You became nostalgic while fingering the fragile paper covered with her distinctive handwriting.  Sitting on your knees you fondly remember the 4th of July picnics and school lunch boxes featuring those buttery cookies.  

By the time you left the attic however you're no longer lost in the past.  Instead you're planning a future bringing these fabulous cookies to market. 

But first you need to decide who will make the cookies.  Will you go into the baking business and open a bakery?  Or is it time to start a relationship with a copacker. 

Just in case you're uncertain with the role the copacker plays let me define the term and its responsibilities. 

A contract packer (shortened to copacker) is an existing company that manufactures and packages food for their clients.  The copacker works (usually) under contract with the hiring company (you) to manufacture food as though the products were manufactured directly by the hiring company.

Now getting back to the above question; do it yourself or hire it out to a copacker, the short answer is; it depends.  There are advantages and disadvantages to either decision but know it is a big, complicated serious decision to make.  But then what else is new??

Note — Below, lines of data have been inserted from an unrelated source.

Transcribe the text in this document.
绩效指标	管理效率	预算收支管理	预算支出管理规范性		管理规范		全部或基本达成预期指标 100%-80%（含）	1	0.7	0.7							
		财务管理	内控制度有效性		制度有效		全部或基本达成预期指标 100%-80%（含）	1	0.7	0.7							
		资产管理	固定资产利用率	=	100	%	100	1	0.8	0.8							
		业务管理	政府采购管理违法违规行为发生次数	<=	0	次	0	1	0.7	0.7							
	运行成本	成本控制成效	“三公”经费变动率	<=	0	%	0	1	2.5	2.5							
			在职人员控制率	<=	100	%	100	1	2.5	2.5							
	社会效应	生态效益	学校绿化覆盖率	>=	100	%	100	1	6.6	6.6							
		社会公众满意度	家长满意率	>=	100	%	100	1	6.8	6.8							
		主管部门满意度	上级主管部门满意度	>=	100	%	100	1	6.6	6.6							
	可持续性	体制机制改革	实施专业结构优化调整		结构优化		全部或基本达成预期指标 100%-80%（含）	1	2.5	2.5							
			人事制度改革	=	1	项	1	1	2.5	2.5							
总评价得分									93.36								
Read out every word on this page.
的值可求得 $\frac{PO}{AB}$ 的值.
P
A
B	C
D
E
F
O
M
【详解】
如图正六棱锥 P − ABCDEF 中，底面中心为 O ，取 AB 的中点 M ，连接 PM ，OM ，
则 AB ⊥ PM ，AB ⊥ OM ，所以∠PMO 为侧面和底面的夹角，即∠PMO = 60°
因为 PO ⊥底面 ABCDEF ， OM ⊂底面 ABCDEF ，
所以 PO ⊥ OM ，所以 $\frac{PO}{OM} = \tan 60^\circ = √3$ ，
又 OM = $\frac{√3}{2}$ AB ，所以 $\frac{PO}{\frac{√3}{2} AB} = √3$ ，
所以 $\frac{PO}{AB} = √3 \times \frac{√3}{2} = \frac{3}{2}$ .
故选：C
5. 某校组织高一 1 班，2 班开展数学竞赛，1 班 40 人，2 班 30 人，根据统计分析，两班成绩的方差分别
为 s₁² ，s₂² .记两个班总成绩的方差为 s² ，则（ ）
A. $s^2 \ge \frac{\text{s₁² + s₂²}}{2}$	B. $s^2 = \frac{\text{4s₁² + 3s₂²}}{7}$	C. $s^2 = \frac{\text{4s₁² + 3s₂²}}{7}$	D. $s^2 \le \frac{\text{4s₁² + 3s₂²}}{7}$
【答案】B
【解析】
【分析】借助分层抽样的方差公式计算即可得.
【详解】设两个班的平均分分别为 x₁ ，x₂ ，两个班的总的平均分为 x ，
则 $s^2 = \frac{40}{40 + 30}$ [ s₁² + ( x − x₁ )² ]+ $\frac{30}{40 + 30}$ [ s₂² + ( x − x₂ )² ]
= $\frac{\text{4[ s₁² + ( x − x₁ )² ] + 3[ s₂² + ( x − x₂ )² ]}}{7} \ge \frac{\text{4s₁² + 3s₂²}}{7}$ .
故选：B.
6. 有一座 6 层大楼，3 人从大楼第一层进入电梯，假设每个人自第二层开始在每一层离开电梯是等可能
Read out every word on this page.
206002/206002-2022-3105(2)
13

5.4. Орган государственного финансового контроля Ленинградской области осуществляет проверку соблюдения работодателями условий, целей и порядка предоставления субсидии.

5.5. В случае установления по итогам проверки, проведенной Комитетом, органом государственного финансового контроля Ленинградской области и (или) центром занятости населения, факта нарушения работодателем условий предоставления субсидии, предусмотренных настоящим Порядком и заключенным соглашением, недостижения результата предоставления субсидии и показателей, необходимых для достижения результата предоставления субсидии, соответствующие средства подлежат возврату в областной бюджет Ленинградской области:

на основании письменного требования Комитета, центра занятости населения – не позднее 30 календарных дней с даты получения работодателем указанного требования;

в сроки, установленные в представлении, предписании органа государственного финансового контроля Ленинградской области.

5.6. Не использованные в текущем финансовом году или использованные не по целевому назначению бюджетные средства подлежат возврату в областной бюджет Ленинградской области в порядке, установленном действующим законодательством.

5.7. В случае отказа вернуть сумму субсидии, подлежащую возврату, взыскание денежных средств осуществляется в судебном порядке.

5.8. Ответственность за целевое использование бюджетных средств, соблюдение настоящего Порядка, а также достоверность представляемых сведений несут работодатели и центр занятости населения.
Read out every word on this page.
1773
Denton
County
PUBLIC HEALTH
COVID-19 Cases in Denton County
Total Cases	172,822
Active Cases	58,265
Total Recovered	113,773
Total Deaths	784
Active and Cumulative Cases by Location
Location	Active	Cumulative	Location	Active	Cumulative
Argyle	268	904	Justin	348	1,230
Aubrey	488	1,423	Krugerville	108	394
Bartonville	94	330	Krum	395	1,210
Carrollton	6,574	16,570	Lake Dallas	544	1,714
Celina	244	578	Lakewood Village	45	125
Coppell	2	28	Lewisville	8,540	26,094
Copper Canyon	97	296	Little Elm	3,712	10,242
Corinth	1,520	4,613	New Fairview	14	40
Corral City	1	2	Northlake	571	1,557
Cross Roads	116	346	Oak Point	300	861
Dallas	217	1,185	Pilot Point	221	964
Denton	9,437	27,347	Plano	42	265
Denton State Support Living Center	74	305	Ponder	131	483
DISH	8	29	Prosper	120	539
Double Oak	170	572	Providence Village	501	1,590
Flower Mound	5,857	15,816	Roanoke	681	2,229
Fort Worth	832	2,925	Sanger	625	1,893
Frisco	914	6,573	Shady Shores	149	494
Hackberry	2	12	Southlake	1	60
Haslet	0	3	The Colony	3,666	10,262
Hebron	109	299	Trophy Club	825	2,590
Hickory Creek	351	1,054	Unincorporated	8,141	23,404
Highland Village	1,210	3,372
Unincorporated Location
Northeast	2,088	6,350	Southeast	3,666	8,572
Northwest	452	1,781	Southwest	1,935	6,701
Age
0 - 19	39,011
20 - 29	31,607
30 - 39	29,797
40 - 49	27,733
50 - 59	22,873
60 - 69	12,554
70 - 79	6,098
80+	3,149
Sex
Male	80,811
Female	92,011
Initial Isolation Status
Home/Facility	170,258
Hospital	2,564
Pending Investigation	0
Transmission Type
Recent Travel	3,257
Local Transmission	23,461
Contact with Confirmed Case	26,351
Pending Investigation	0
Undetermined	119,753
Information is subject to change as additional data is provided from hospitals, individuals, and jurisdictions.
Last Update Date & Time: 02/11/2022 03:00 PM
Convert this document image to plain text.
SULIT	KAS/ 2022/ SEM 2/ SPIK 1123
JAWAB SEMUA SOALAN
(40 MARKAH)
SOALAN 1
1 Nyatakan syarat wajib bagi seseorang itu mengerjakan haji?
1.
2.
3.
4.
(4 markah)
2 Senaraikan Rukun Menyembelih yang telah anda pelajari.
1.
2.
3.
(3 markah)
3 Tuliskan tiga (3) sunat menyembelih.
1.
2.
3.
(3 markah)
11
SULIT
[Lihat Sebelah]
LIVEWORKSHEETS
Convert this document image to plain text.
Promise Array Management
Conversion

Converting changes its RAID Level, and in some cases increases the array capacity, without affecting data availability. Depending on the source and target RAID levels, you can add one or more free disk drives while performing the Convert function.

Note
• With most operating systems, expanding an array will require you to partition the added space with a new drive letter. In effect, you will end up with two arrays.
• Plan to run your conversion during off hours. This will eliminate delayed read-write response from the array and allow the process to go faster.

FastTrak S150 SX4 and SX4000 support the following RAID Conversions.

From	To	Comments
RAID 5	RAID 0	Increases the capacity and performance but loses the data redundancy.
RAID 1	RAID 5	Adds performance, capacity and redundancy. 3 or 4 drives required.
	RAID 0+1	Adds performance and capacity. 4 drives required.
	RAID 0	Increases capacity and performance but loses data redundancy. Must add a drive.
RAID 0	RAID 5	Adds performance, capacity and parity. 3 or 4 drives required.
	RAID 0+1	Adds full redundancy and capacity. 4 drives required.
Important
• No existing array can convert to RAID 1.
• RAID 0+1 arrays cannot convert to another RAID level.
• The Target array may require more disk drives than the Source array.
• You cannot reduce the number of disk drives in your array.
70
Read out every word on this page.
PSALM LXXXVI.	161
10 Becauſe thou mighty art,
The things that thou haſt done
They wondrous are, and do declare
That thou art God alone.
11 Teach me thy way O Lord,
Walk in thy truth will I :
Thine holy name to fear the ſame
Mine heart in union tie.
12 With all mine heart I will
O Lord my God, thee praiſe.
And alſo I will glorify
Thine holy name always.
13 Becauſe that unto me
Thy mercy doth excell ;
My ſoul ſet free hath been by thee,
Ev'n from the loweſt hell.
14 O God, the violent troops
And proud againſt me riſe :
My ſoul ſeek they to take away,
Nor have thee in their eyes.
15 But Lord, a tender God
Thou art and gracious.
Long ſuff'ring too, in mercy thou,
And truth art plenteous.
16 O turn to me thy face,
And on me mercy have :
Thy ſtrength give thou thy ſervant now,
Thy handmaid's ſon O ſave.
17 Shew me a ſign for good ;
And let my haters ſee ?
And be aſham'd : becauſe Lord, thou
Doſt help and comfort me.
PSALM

As you’re weighing the pros and cons it makes a difference if you're a startup or an existing company looking to expand.

STARTUP - If you're a startup company the first question you ask yourself is why you’ve decided to go into business. 

Hopefully it has something to do with a profitable solution to a problem – in this case you think the world needs another cinnamon cookie.  But there may also be an emotional component that figures into your decision.  For instance on a soul level do you take pleasure in the idea of making the cookie dough, hand scooping it onto parchment-lined sheets in preparation for the fiery ovens?  Honestly would you be interested in the business if time in the kitchen was not part of the promise? 

If taking the bakery kitchen out of the model doesn’t feel good then you're a prime candidate for doing your own manufacturing.

On the other hand does your dream center on sales?  If your vision focuses more on the distribution side as opposed to the manufacturing side you may want to forget the apron and start looking for a copacker.  

EXISTING BUSINESS -If you're an existing business involved in creating strategies for expansion you've probably already fulfilled your need to be elbow-deep in dough.   In other words you no longer need to make the cookies (or the widgets) to feel productive.  If this is the case it may be time to seek outside manufacturing (a copacker.) 

With startup or expanding  you have different issues; different considerations.  This first post was to represent the “softer side” of the issue.  The next post will be a touch more gritty.   

So stay tuned.  In a few days I'll finish this conversation with a pros and cons list that will help. 

In the meantime read E-Myth Revisited by Michael E. Gerber if you’re in startup.  The Goal by Eliyahu M. Goldratt and Jeff Cox for existing businesses especially if you’re considering staying with your own manufacturing.